I hate ducks.
What?
they're sketch. like squirrels. squirrels are sketch as fuck.
you're bored at work aren't you?
I'm toying with the idea of beating off under my desk
you were almost asleep and mumbling "your penis is on my cheek"
I bought this skirt with every intention to have it wrapped around my tits by the end of the night. So, I'm not a whore. I'm a self-fulfilling prophecy.
I can't wait to find out the true size of his penis! Please maintain enough sobriety for an accurate report.

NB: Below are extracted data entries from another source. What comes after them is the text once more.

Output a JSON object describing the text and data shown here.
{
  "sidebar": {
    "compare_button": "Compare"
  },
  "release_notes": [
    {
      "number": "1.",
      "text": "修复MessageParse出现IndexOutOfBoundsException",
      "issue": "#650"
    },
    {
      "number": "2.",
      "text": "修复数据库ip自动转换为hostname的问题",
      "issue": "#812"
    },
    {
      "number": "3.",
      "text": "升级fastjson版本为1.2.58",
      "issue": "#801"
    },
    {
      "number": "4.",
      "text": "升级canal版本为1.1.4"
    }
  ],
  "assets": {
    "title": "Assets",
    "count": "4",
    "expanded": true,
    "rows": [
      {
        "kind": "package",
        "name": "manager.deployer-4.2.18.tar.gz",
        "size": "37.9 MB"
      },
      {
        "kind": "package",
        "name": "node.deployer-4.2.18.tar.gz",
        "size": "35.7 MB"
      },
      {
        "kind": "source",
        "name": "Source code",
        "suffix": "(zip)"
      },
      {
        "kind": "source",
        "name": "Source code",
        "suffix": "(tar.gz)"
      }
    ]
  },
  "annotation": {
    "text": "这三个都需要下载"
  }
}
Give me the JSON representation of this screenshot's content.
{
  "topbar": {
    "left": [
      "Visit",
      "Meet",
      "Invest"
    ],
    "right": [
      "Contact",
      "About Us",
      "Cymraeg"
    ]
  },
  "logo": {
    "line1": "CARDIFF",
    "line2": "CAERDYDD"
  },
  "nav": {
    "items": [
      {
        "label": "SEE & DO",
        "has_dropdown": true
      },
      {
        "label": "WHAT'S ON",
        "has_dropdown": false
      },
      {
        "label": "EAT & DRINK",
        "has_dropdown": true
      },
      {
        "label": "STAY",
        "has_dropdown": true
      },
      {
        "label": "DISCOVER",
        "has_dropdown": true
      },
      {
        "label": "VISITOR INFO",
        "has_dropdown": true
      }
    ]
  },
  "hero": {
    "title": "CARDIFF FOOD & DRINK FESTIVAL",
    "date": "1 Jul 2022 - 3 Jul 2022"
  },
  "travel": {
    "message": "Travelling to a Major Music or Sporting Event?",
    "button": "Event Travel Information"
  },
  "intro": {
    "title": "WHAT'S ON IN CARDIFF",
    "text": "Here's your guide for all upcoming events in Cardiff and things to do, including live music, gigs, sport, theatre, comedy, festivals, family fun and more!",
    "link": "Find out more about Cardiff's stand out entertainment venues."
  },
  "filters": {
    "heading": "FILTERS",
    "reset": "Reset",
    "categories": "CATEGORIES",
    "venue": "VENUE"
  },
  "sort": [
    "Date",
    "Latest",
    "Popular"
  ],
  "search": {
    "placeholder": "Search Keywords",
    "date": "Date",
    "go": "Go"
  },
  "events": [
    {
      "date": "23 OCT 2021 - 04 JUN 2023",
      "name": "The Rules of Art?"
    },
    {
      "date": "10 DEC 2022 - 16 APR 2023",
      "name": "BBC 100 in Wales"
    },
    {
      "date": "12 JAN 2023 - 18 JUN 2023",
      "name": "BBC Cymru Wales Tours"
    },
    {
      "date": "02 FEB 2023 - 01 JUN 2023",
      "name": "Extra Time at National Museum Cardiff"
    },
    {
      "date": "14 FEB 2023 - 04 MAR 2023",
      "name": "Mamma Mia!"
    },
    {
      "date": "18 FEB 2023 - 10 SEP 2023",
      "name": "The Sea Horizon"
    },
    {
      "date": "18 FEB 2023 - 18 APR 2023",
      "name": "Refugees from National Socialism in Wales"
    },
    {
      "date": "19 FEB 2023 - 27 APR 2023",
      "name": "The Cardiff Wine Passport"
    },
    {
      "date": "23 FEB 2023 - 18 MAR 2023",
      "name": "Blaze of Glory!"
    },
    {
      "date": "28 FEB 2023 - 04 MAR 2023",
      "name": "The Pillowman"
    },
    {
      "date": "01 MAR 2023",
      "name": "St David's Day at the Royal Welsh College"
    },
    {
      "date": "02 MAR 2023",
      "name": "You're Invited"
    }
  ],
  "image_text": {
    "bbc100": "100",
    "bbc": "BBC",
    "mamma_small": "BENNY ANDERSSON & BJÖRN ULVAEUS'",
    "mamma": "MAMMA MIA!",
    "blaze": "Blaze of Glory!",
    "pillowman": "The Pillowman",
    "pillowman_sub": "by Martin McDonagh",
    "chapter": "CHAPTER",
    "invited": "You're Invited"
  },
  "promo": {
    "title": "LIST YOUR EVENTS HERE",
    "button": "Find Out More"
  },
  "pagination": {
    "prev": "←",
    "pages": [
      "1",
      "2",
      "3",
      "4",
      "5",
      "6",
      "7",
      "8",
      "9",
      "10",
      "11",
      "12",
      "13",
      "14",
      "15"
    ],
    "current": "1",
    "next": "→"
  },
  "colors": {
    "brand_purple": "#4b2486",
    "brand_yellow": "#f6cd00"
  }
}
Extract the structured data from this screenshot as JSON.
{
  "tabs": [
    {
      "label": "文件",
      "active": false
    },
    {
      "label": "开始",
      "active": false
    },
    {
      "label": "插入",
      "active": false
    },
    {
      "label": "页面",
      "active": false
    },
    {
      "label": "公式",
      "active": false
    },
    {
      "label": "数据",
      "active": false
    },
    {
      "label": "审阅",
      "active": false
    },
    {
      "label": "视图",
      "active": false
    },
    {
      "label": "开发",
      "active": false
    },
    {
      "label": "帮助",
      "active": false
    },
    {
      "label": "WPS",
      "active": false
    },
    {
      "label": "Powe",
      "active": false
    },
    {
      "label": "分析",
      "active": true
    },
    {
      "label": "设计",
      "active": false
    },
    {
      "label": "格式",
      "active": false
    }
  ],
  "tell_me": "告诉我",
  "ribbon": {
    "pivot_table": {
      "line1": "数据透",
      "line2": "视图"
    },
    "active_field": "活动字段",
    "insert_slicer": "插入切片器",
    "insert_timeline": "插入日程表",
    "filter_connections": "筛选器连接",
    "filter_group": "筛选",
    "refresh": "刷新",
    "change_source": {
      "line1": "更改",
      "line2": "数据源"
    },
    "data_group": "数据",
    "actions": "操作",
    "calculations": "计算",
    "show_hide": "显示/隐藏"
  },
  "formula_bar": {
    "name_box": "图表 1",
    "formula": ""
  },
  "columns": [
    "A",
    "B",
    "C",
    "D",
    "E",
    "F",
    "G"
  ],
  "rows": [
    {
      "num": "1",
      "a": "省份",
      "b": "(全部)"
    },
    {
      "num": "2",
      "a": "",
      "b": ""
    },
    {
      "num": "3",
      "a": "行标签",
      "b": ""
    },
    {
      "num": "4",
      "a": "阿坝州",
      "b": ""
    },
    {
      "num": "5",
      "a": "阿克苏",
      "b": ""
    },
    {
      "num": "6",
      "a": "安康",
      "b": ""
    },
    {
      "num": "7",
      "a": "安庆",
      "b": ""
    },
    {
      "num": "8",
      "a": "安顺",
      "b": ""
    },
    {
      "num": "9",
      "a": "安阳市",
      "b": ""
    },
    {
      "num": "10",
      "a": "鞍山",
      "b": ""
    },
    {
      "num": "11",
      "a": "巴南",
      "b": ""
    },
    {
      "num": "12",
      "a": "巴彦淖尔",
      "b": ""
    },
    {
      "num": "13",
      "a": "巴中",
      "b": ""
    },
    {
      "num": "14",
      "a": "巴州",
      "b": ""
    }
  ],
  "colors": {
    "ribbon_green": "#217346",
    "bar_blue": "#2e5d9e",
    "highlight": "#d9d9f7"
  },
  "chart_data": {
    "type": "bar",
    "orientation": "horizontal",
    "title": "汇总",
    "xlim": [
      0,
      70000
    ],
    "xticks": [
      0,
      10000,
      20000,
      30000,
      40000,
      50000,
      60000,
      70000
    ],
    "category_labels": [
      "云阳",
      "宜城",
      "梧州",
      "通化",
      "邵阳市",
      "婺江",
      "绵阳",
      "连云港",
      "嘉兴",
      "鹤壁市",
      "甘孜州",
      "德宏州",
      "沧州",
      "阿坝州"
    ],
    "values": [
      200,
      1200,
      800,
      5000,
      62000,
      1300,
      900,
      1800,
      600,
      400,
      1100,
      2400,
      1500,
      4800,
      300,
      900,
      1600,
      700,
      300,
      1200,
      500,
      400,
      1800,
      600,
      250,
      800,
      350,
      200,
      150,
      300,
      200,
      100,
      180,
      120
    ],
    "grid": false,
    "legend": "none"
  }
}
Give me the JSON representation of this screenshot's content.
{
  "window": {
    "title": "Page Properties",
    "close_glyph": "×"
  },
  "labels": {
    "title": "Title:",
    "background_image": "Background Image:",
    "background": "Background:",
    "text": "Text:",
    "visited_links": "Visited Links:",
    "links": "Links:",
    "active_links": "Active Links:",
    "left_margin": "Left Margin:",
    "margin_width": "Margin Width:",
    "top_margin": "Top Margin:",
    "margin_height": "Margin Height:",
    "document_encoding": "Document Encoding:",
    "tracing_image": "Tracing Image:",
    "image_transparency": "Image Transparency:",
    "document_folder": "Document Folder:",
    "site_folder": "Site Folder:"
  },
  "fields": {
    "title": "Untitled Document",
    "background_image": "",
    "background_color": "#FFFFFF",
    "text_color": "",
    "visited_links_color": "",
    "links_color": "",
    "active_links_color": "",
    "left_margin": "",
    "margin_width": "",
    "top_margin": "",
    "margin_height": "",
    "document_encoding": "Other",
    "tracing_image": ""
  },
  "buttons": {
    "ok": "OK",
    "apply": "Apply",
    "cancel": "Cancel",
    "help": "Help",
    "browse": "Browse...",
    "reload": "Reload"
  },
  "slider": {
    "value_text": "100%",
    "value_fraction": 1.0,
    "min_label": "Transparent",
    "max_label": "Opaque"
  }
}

Im gonna need you to always be ready for drinking or this will never work. grow up peter pan.
You texted me 'I am the leopard prince', with a series of pictures of you posing in what seemed like cat poses. you were not "a little bit" drunk dude..
When you get here, kick me in the balls. It's really important. - I'll explain later.
New game I thought of while bored on the train. Anytime I get a text from an ex, I will randomly text a different ex. It's like a less charitable version of pay it forward.
They were so huge my eyes were just drawn to them. Boob gravity man.
Aaand now my client contact has seen your boobs.
Thanks for the pic It's going to be lovely dealing with my boner while I'm in a meeting with your father.
By chance and just chance did you find a cock ring? By chance
I got drunk off three vodka cranberry’s and told him to “WWE raw dog me.” Fucking kill me.